If you want the BAE attack to focus exclusively on word insertions (without any replacements), you can configure the WordSwapMaskedLM transformation to restrict it to only the insertion operation. Here's how you can do it in TextAttack:

# Step-by-Step Configuration for Insertion-Only BAE
Adjust the Transformation: The WordSwapMaskedLM transformation supports both replacements and insertions, but you can specify method="insert" to enable insertions only.

In [None]:
from textattack.transformations import WordSwapMaskedLM

# Restrict to insertions only
transformation = WordSwapMaskedLM(method="insert", max_candidates=30)


method="insert" ensures that only word insertions are considered.
max_candidates=30 limits the number of insertion suggestions per position.

# 2.Set Up Constraints: 
Constraints are used to ensure that the insertions maintain the semantic and grammatical correctness of the sentence.

In [None]:
from textattack.constraints.semantics import WordEmbeddingDistance
from textattack.constraints.grammaticality import PartOfSpeech
from textattack.constraints import MaxWordsPerturbed

# Semantic similarity constraint to keep the meaning close
semantic_constraint = WordEmbeddingDistance(min_cos_sim=0.8)

# Grammatical constraint to ensure valid insertions
grammatical_constraint = PartOfSpeech()

# Limit the number of words inserted
max_perturbation_constraint = MaxWordsPerturbed(max_percent=0.2)

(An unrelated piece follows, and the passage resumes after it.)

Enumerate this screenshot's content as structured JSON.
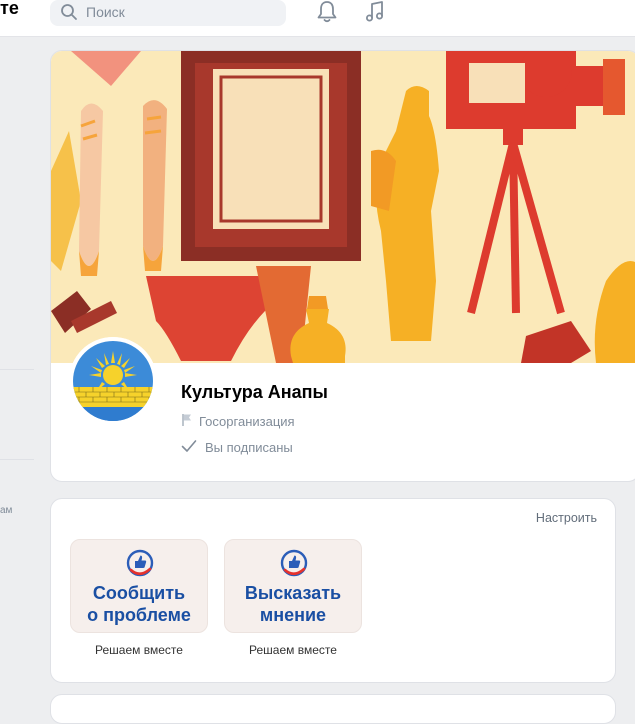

constraints = [semantic_constraint, grammatical_constraint, max_perturbation_constraint]


# 3.Build the Attack: 
Combine the insertion-only transformation with the constraints and goal function to build the attack.

In [None]:
from textattack.goal_functions import UntargetedClassification
from textattack.models.wrappers import HuggingFaceModelWrapper
from textattack.attack_recipes import Attack

# Load the model
model = HuggingFaceModelWrapper.from_pretrained("bert-base-uncased")

# Define the goal function
goal_function = UntargetedClassification(model)

# Build the attack
attack = Attack(transformation, constraints, goal_function)


# Test the Insertion-Only Attack: 
You can now run the insertion-only attack on a single sentence or an entire dataset.

Attack on a Single Sentence:

In [None]:
# Test the attack on a single sentence
input_sentence = [("This is an amazing movie!", 1)]  # (sentence, label)
results = attack.attack_dataset(input_sentence)

# Print results
for result in results:
    print(result)


Attack on a Dataset:

In [None]:
from textattack.datasets import HuggingFaceDataset

# Load the IMDB dataset
dataset = HuggingFaceDataset("imdb", split="test")

# Run the attack
attack_results = attack.attack_dataset(dataset)

# Print the first 5 results
for i, result in enumerate(attack_results):
    if i > 5: break
    print(result)


Key Differences for Insertion-Only BAE
Transformation: Set method="insert" in WordSwapMaskedLM.
Constraints: The same constraints for semantic similarity, grammaticality, and word perturbation limits apply, ensuring meaningful and valid insertions.
No Replacements: No words are replaced; new words are inserted between the existing ones.

Customization Options for Insertion
Insertions at Specific Positions: Customize the insertion logic to target specific positions (e.g., after nouns or verbs).
Increase Semantic Diversity: Adjust the min_cos_sim in the WordEmbeddingDistance constraint to allow more diverse insertions.